Delhivery is also increasingly leveraging AI to interpret voice and visual data. For instance, an attempted delivery may fail due to nuanced customer feedback over phone, a new rider may misclassify the reason, or an AI-powered call analysis interprets the conversation and determines the next best action.
“Instead of training tens of thousands of people to categorise perfectly, we listen, interpret, and decide the next step intelligently,” asserts Vij.
Similarly, CCTV feeds across hubs are being analysed to detect service gaps, congestion, and operational inefficiencies. By correlating this with shipment data and even weather information, the company can flag and resolve issues faster.
Vij believes that it’s about speeding up diagnosis and decision-making. Execution will still involve people but intelligence accelerates recovery.
Automation at scale
Automation is deeply embedded in Delhivery’s mega gateways. “We are one of the most automated logistics players in India by a large margin,” Vij states.
From high-speed sorters to automated routing systems, hardware and software integration ensures throughput at scale. Configuration updates are often software-driven, allowing rapid adaptation to network changes.
Beyond physical automation, Delhivery is investing in emerging areas such as drones and next-generation transportation systems , thus extending its experimentation beyond conventional ground logistics.
From operator to platform – the SaaS evolution
Years of operating and optimising its own network have generated intellectual property that extends beyond logistics execution.
Recognising this, Delhivery launched its SaaS offering, an AI-powered transport management system designed for large manufacturers and brands.
“The learnings from building and running our network are difficult for pure software players to replicate,” Vij says. “We have built an autonomous AI-driven transport management system that encapsulates that experience.”
This marks a strategic evolution, from being purely a logistics operator to becoming a technology platform provider.
Deep focus on cybersecurity and data privacy
In logistics, data sensitivity is high. Shipment data includes customer names, addresses, and phone numbers. “If people cannot trust you with their data, the business itself becomes questionable,” Vij emphasises.
Delhivery’s approach focuses on architectural safeguards rather than just process controls. For example, phone numbers are masked by default, access to raw customer data is tightly restricted, and system design prevents easy extraction of sensitive information.
“We don’t rely only on processes. We ensure the access itself isn’t available,” adds Vij.
As digital fraud and data breaches become more common globally, Delhivery continuously upgrades its security posture, treating cybersecurity as foundational infrastructure.
What lies ahead
As India’s logistics ecosystem evolves, with rising e-commerce penetration, increasing B2B formalisation, and growing demand for real-time visibility, Delhivery’s trajectory suggests a future defined not merely by physical scale, but by intelligence density.

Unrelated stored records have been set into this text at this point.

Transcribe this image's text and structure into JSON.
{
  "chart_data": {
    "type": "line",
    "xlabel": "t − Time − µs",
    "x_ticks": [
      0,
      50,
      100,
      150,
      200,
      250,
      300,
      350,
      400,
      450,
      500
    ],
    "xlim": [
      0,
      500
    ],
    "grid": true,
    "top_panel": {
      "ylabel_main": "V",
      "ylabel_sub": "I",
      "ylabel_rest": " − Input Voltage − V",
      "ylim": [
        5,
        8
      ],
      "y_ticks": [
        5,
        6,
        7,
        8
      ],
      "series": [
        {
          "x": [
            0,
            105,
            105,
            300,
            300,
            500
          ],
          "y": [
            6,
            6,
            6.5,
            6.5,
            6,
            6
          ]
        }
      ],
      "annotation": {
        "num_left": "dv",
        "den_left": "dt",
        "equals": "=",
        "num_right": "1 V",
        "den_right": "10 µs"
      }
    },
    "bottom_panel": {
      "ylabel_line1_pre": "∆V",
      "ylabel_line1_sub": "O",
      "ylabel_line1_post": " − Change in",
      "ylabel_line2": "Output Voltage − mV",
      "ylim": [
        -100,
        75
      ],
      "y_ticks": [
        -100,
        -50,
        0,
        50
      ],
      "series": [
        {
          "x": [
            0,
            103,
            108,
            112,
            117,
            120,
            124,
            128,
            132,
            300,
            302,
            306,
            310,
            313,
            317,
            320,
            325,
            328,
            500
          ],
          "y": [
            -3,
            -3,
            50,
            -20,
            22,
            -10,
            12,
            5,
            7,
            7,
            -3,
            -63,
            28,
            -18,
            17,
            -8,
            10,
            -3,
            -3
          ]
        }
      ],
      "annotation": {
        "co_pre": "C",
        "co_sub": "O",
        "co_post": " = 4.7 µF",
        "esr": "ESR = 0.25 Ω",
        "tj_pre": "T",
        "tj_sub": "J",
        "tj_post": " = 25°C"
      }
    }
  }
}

For the organisation, AI will deepen, automation will expand, networks will grow denser, SaaS platforms will scale, and cybersecurity will remain non-negotiable.
At its core, Delhivery’s transformation underscores a broader truth about modern logistics, wherein movement is no longer just about trucks and warehouses. It is about data, algorithms, and decisions taken every few seconds across thousands of nodes.
In engineering that system, deliberately embracing complexity and converting it into efficiency, Delhivery is not just delivering parcels; it is delivering a blueprint for the next generation of logistics in India.
“We don’t design networks to make them easy to operate,” Vij concludes. “We design them to be optimal and then we build technology to make that complexity manageable.”